Ces données, concluent les auteurs, démontrent qu’un dysfonctionnement sévère des petites voies respiratoires s’améliore considérablement sous traitement biologique anti-T2. En outre, les mesures IOS du TAS avant le traitement se sont révélées être des prédicteurs significatifs de la réponse clinique, ce qui indique qu’un TAS sévère pourrait décrire un phénotype particulier avec des implications thérapeutiques chez les patients souffrant d’asthme éosinophile sévère.
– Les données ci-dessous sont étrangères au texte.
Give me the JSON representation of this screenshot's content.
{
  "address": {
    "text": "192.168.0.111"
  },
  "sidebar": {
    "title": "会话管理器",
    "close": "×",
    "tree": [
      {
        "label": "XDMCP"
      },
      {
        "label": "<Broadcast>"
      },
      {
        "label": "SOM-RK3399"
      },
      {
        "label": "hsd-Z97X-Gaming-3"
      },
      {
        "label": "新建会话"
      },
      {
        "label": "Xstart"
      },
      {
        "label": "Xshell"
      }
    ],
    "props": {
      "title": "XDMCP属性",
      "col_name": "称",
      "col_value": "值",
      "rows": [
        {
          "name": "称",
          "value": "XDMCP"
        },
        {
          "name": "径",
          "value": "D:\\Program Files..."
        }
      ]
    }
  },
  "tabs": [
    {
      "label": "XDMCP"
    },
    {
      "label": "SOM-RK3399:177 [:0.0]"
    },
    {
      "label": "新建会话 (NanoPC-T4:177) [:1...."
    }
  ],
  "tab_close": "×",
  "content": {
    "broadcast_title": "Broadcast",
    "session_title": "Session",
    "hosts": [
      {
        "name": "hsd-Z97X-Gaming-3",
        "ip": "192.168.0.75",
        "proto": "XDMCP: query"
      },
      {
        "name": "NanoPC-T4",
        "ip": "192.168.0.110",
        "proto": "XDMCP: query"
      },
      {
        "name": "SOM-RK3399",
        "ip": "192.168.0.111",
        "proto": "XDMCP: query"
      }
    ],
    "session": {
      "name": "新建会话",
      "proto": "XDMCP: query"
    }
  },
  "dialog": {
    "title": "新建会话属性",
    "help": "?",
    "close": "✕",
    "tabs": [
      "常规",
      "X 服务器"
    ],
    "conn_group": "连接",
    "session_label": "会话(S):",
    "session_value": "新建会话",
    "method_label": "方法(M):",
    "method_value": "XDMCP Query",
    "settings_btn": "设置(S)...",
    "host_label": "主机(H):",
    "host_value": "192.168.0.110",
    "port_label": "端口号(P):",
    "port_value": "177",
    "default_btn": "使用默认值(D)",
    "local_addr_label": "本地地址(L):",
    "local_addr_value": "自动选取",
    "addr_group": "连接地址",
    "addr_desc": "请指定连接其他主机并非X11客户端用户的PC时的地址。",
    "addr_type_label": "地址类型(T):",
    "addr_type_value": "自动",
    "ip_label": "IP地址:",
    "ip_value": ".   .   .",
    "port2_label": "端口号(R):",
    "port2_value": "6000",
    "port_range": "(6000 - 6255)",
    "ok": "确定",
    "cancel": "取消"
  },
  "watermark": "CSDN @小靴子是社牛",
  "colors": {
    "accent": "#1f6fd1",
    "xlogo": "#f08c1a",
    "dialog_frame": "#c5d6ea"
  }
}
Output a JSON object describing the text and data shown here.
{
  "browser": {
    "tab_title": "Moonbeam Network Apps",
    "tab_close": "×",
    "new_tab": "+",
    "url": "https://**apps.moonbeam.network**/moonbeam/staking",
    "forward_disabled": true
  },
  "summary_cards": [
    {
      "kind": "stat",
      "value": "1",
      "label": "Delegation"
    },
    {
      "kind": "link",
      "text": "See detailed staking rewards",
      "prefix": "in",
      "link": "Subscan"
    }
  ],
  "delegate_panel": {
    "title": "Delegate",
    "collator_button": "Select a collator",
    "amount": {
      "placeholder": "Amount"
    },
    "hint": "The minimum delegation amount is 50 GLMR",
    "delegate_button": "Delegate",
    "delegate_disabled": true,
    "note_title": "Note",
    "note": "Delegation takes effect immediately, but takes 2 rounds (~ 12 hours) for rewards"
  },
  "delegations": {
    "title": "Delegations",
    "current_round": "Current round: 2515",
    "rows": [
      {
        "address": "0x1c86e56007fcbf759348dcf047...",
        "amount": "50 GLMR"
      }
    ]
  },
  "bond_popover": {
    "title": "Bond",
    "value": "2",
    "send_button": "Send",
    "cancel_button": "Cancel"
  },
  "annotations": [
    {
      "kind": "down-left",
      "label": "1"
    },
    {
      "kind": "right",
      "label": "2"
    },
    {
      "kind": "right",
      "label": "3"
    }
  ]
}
Selon eux, les mesures oscillométriques du SAD semblent être des outils pratiques pour sélectionner les patients appropriés qui se qualifient pour une thérapie biologique anti-T2, au-delà de la mesure plutôt grossière du nombre d’éosinophiles dans le sang, qui est souvent influencée par de nombreux facteurs (par exemple, la dose de stéroïdes inhalés ou oraux, les variations diurnes, les comorbidités atopiques).
Littérature :
- Abdo M, Watz H, Veith V, et al : Small airway dysfunction as predictor and marker for clinical response to biological therapy in severe eosinophilic asthma : a longitudinal observational study. Respir Res 2020 ; 21 : 278 ; doi : 10.1186/s12931-020-01543-5.